Friends and family hope that Laurie Mandara has finally reached her own strawberry fields. The senior psychology major and Beatles fan passed away Sept. 29 after a lengthy battle with lymphoma.
Laurie was an active student on campus, participating in the Student Government Association, where she was named Senator of the Year in 2005, Psi Chi psychology honor society and Psychology Club. She was also named to the Dean's List numerous times.
Simply, say her friends, Laurie was an amazing girl. She was filled with warmth, love and a zest for life, despite the sobering reality of her disease.
"She was so strong and brave," her twin sister Allison Mandara, senior communication studies and business administration major, said.
"I just can't overemphasize how positive and thoughtful she was," Joe Alario, senior biology major, said.
When describing her, friends stressed her permanently positive attitude, her sense of fun and spontaneity, her ambition, love of family and beaming smile.
"I wouldn't define Laurie as your typical college girl," Colleen Deluca, senior elementary education/psychology major, said. "There was something that was so different and special about her."
She was quirky, once desiring to dye her hair blue, and was constantly planning parties, like the mustache-theme party she organized this past summer. She was a music aficionado who was once a member of Weezer's street team and enjoyed introducing friends to new artists.
Mandara loved dressing stylishly, often in clothes from Urban Outfitters, as well as gulping massive amounts of coffee and Thai Kitchen Bowls, which former suitemates Brittany Graf, senior women and gender studies and biology major, and Kristin Healey, senior psychology and sociology major, described as "constantly stinking up the room."
She was ambitious, taking 20 credits one semester, and even when doctors told her she only had a few weeks left, she decided she wanted to become a speech pathologist so she could always help people.
Karen Howe and Betsy Ruddy, professors of psychology, worked on independent studies with Mandara after her diagnosis.
"It was a pleasure to work with Laurie and she was a wonderful student," Ruddy said. "It was clear that she loved learning in general, and in particular, learning about psychology."
Howe added, "I can see her standing in my office doorway, with a brightly colored cap and a joyful smile. The teachers and students who knew Laurie in the psychology department will never forget her."
Her academic zeal crossed over to the world of running, with Mandara participating in the 2004 Boston Marathon. She was an avid cross country runner in high school and trained vigorously for the months preceding the marathon, without ever uttering a word of complaint.
The Mandara twins enjoyed a close-knit relationship between themselves, as well as with their entire family.
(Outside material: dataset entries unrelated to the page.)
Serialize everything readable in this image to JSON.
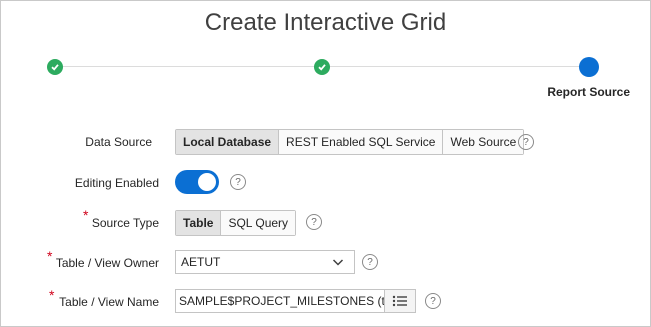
{
  "dialog": {
    "title": "Create Interactive Grid"
  },
  "wizard": {
    "current_step_label": "Report Source"
  },
  "form": {
    "data_source": {
      "label": "Data Source",
      "options": [
        "Local Database",
        "REST Enabled SQL Service",
        "Web Source"
      ],
      "selected": "Local Database",
      "help": "?"
    },
    "editing_enabled": {
      "label": "Editing Enabled",
      "value": true,
      "help": "?"
    },
    "source_type": {
      "label": "Source Type",
      "required_mark": "*",
      "options": [
        "Table",
        "SQL Query"
      ],
      "selected": "Table",
      "help": "?"
    },
    "table_owner": {
      "label": "Table / View Owner",
      "required_mark": "*",
      "value": "AETUT",
      "help": "?"
    },
    "table_name": {
      "label": "Table / View Name",
      "required_mark": "*",
      "value": "SAMPLE$PROJECT_MILESTONES (table)",
      "help": "?"
    }
  },
  "colors": {
    "accent": "#0b6fd3",
    "step_done": "#2dab5f",
    "required": "#d0021b"
  },
  "icons": [
    "check-icon",
    "chevron-down-icon",
    "list-icon",
    "help-icon"
  ]
}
"They were the closest twins I'd ever met," Graf said. "They didn't bicker or get jealous of each other."
Mandara called home almost every day to talk to her family, and she and her sister traveled home to Paramus at least once a month to visit family and her beloved dog Kirby.
"Some people think of heaven as a beautiful place high up in the clouds," Paul Carcich, senior mechanical engineering major, said. "I think for Laurie, heaven is sitting on the couch in the living room with the rest of her family, hanging out and doing nothing."
When Mandara grew too ill to attend classes, she instead made crafts for her family and friends - belts, decoupage boxes and picture frames.
"It was like she wanted to give us something to remember her by," Allison said, highlighting her sister's constant concern for others and inherent selflessness.
"Even in the last days, when we were in the hospital, she was more concerned with how comfortable everyone else was," Allison said. "Near the end, when she was barely breathing, she gave us all a big smile to reassure us and let us know she was happy."
Her friends have tried to remain positive in the days following her death, remembering with laughter and warmth the girl who would wake up at 6 a.m. to do her laundry before the machines filled up, who nonchalantly picked herself up after tumbling off the treadmill at the gym and who taught them how to toast cookies in Eickhoff.
Before her death, Mandara wrote in her journal, "I still have faith in God and know that he has a plan for me, whether it's here on Earth or up in heaven. I know I would be sorely missed on Earth by my family and friends, but I would watch down on them and be a guardian angel."